Quick Tip to Better Your Posture
Counter all the forward slumping over your desk/keyboard and stand with your back against a wall. Start with your heels touching the wall. Try to notice what parts of your body are in alignment. Do your calves also touch the wall? Does your butt touch? Where does your back hit the wall? Is it just your shoulderblades touching? How much space is between the back of your shoulder and the wall? Can you get the back of your head to comfortably rest against the wall?
It’s hard not to keep talking about posture, but it is one of the most important factors that contributes to your overall health.

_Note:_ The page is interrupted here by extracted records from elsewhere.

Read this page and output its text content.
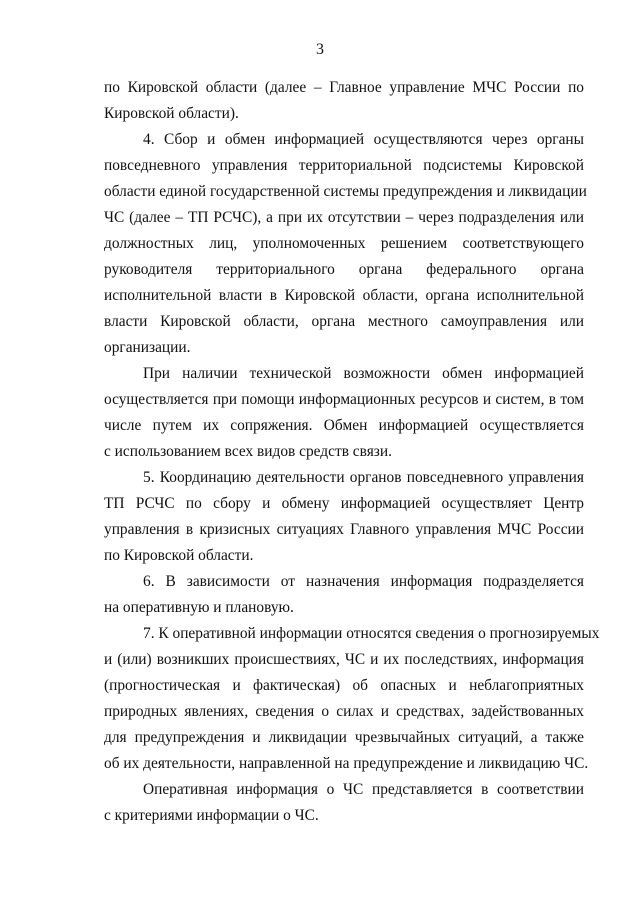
3
по Кировской области (далее – Главное управление МЧС России по
Кировской области).
4. Сбор и обмен информацией осуществляются через органы
повседневного управления территориальной подсистемы Кировской
области единой государственной системы предупреждения и ликвидации
ЧС (далее – ТП РСЧС), а при их отсутствии – через подразделения или
должностных лиц, уполномоченных решением соответствующего
руководителя территориального органа федерального органа
исполнительной власти в Кировской области, органа исполнительной
власти Кировской области, органа местного самоуправления или
организации.
При наличии технической возможности обмен информацией
осуществляется при помощи информационных ресурсов и систем, в том
числе путем их сопряжения. Обмен информацией осуществляется
с использованием всех видов средств связи.
5. Координацию деятельности органов повседневного управления
ТП РСЧС по сбору и обмену информацией осуществляет Центр
управления в кризисных ситуациях Главного управления МЧС России
по Кировской области.
6. В зависимости от назначения информация подразделяется
на оперативную и плановую.
7. К оперативной информации относятся сведения о прогнозируемых
и (или) возникших происшествиях, ЧС и их последствиях, информация
(прогностическая и фактическая) об опасных и неблагоприятных
природных явлениях, сведения о силах и средствах, задействованных
для предупреждения и ликвидации чрезвычайных ситуаций, а также
об их деятельности, направленной на предупреждение и ликвидацию ЧС.
Оперативная информация о ЧС представляется в соответствии
с критериями информации о ЧС.
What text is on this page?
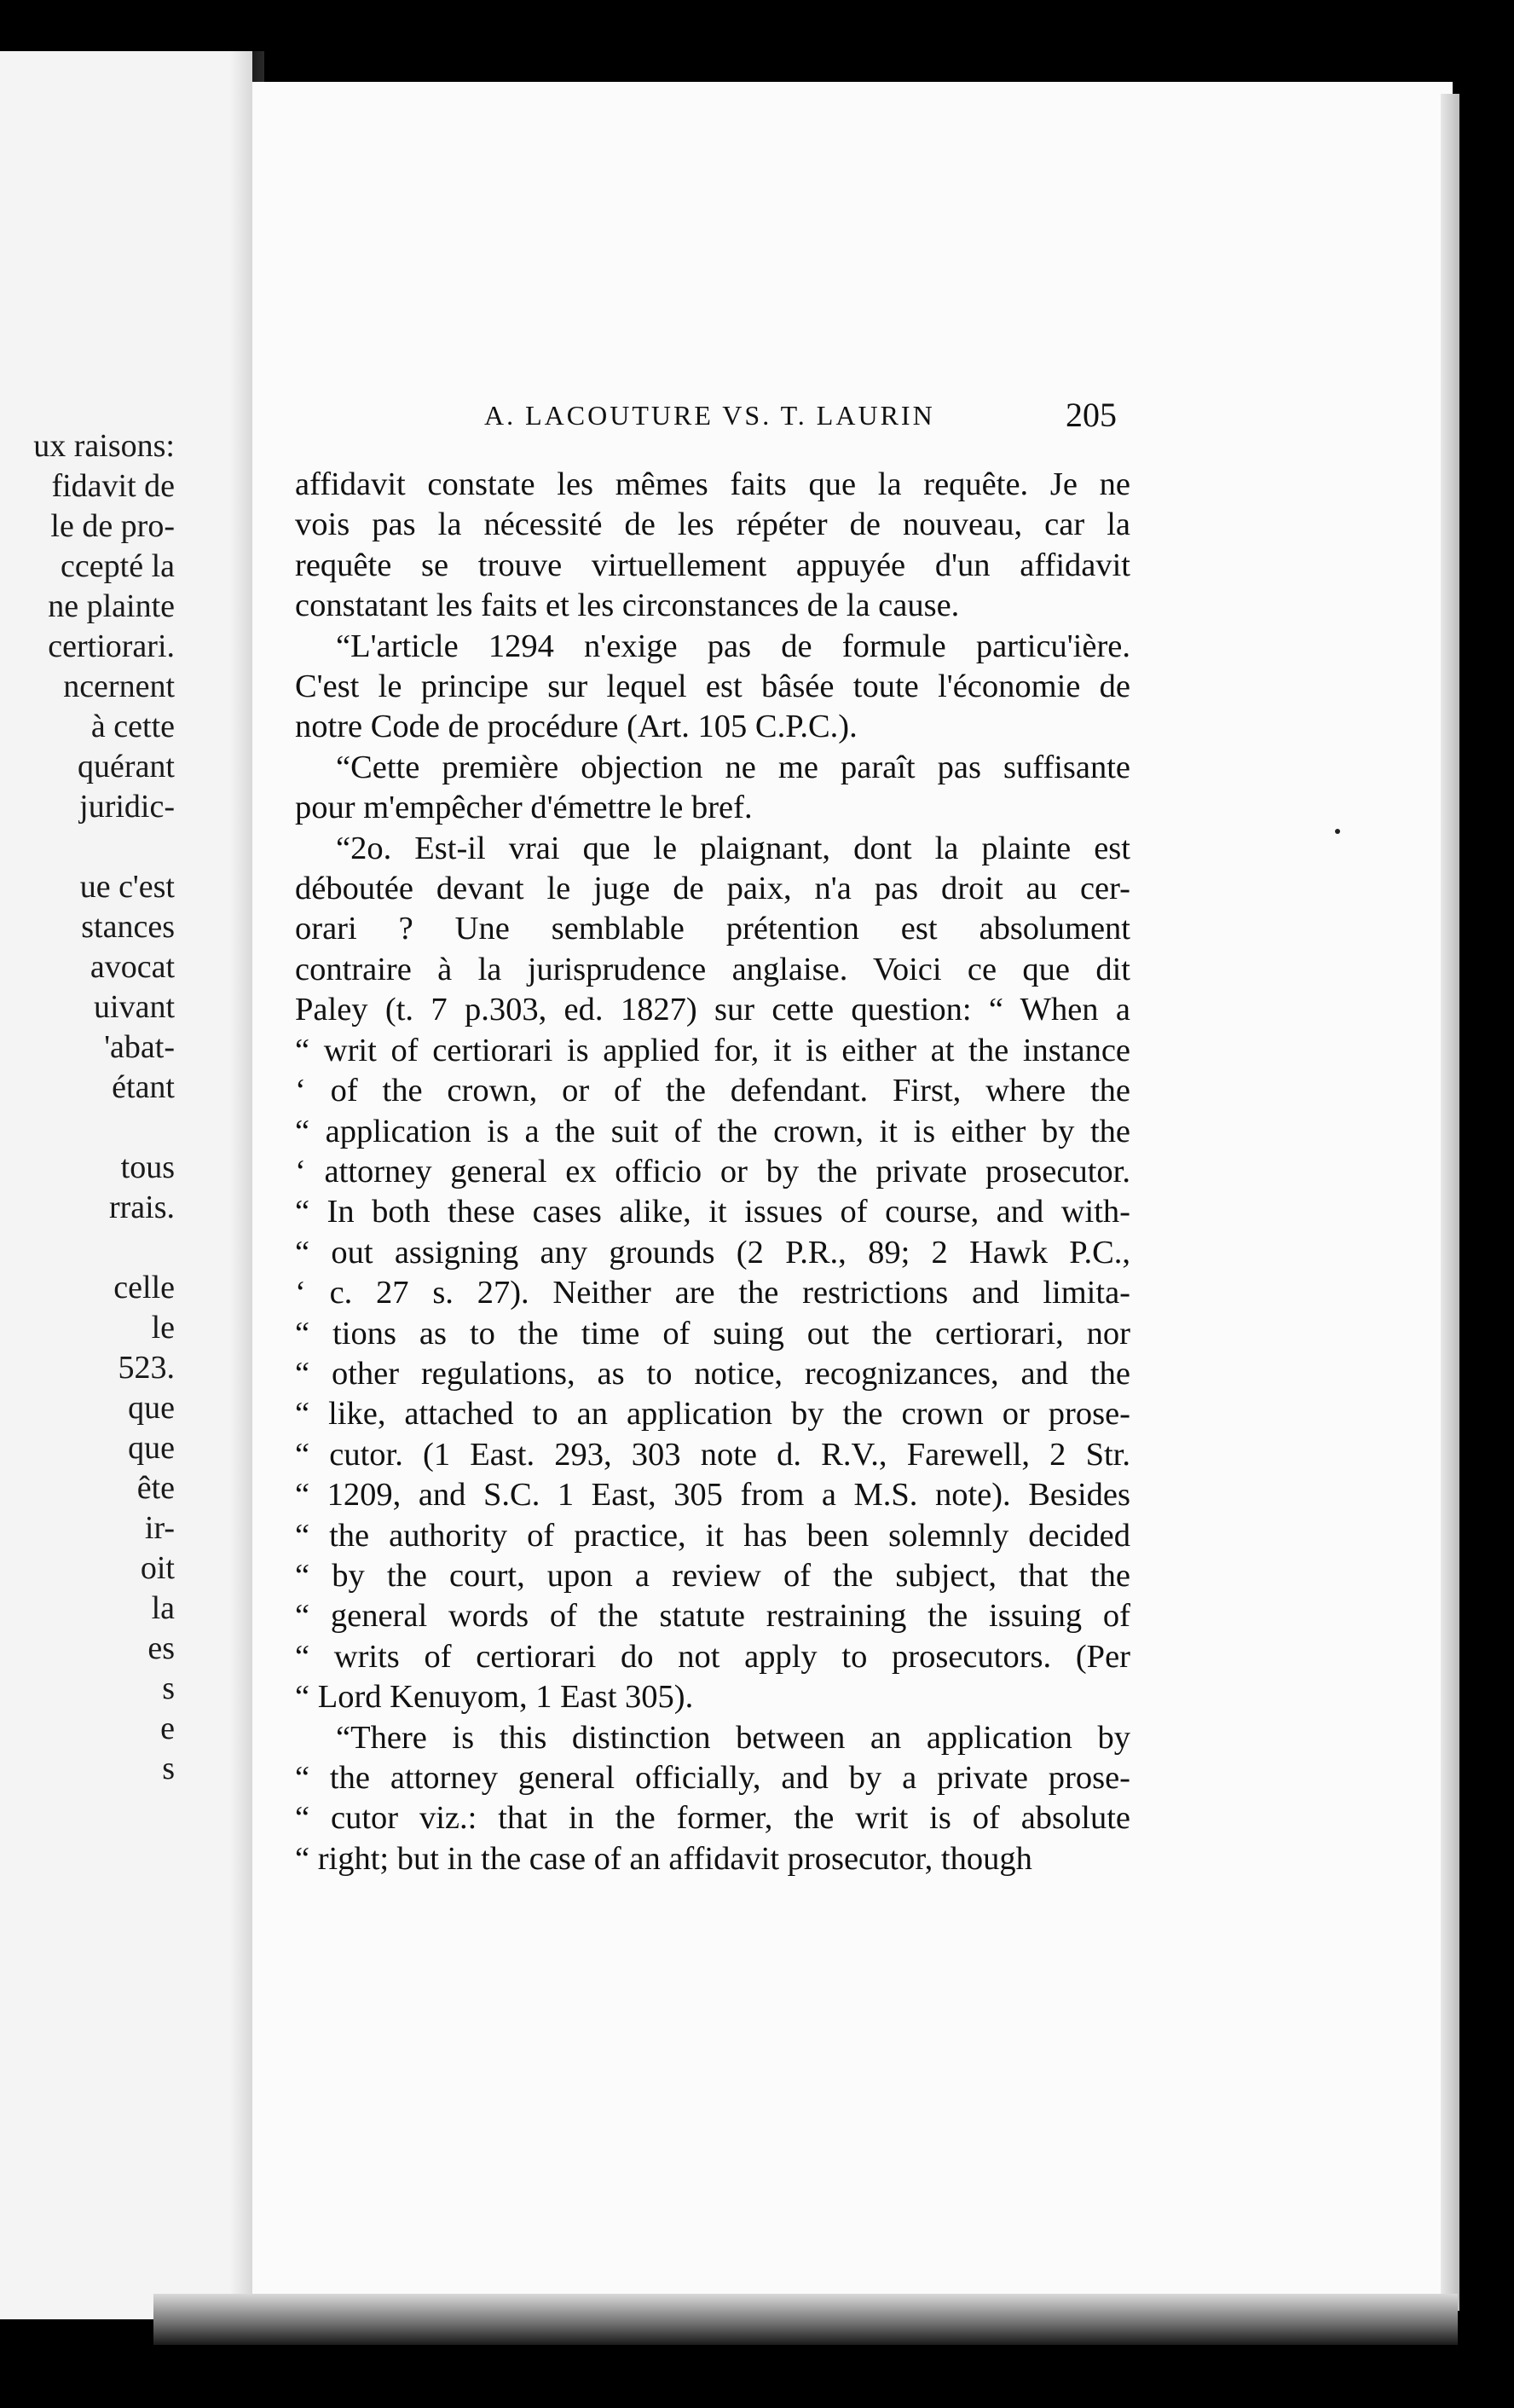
ux raisons:
fidavit de
le de pro-
ccepté la
ne plainte
certiorari.
ncernent
à cette
quérant
juridic-

ue c'est
stances
avocat
uivant
'abat-
étant

tous
rrais.

celle
le
523.
que
que
ête
ir-
oit
la
es
s
e
s
A. LACOUTURE VS. T. LAURIN	205
affidavit constate les mêmes faits que la requête. Je ne
vois pas la nécessité de les répéter de nouveau, car la
requête se trouve virtuellement appuyée d'un affidavit
constatant les faits et les circonstances de la cause.
“L'article 1294 n'exige pas de formule particu'ière.
C'est le principe sur lequel est bâsée toute l'économie de
notre Code de procédure (Art. 105 C.P.C.).
“Cette première objection ne me paraît pas suffisante
pour m'empêcher d'émettre le bref.
“2o. Est-il vrai que le plaignant, dont la plainte est
déboutée devant le juge de paix, n'a pas droit au cer-
orari ? Une semblable prétention est absolument
contraire à la jurisprudence anglaise. Voici ce que dit
Paley (t. 7 p.303, ed. 1827) sur cette question: “ When a
“ writ of certiorari is applied for, it is either at the instance
‘ of the crown, or of the defendant. First, where the
“ application is a the suit of the crown, it is either by the
‘ attorney general ex officio or by the private prosecutor.
“ In both these cases alike, it issues of course, and with-
“ out assigning any grounds (2 P.R., 89; 2 Hawk P.C.,
‘ c. 27 s. 27). Neither are the restrictions and limita-
“ tions as to the time of suing out the certiorari, nor
“ other regulations, as to notice, recognizances, and the
“ like, attached to an application by the crown or prose-
“ cutor. (1 East. 293, 303 note d. R.V., Farewell, 2 Str.
“ 1209, and S.C. 1 East, 305 from a M.S. note). Besides
“ the authority of practice, it has been solemnly decided
“ by the court, upon a review of the subject, that the
“ general words of the statute restraining the issuing of
“ writs of certiorari do not apply to prosecutors. (Per
“ Lord Kenuyom, 1 East 305).
“There is this distinction between an application by
“ the attorney general officially, and by a private prose-
“ cutor viz.: that in the former, the writ is of absolute
“ right; but in the case of an affidavit prosecutor, though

Something as simple as how your body is aligned throughout the day can make a major difference in the amount of blood flow and oxygen going to various parts of your body including your brain, affect your energy level, and put you at risk for other musculoskeletal injuries. See the article, “How to do an Ergonomic Assessment of Your Workspace” to get a good start on improving your work environment and sitting posture.
The illusive correct posture is something that in actuality varies greatly with different body types. What is important is that you find the correct posture for your body type. Ideally when standing comfortably against a wall with your head facing straight ahead, you want your heels, calves, butt, most of your back, and the back of your head to touch the wall while you still feel balanced and are not leaning or straining to make things touch. Having the normal anterior-posterior curvature in your spine is very crucial for shock absorption. So, while military posture may look correct, and your parents may have told you to stand like a soldier, it is good for your body to allow the natural curvature of the spine to take place.
Notice the position of the head in all the different types of posture. Do you find yourself looking down constantly and/ slumping while at your desk. Many poor sitting postures carry over to standing postures and vice versa.
Correct Your Posture
There are a few simple exercises that can really make a difference in your alignment and help change your posture. The first place I would address is your head and neck. If your head is really far from touching that wall, it is time to start doing “Chin Tucks” to reverse what is called forward head posture.
- Chin Tucks. Start with your head in a neutral position. Then use your finger to guide your chin back into your neck. Try to make as many chin folds as you can by going straight back. It is important to note that you are not flexing the neck. Hold this position for 10 seconds, relax, then repeat again. I find the best place to get my chin tucks in is at red lights. Sit up tall in your seat and get a couple in as you wait for the light to change. This simple exercise is also great if you feel a headache coming on. Cervical (neck) posture has great influence over the amount of blood flow to your brain and can be a factor in tension headaches and feeling tired.
- Scapular Squeezes. In addition to working on your neck muscles, it is a good idea to strengthen the muscles between your shoulder blades. These tend to get weak, especially if you have rounded shoulders or hunch over a desk. Again, you want to sit up tall, relax your shoulders so that your traps are not elevating your shoulders, then squeeze your shoulders together from the middle of your back. You should feel this in your rhomboids. Take breaks throughout your day to stretch, strengthen and improve your posture.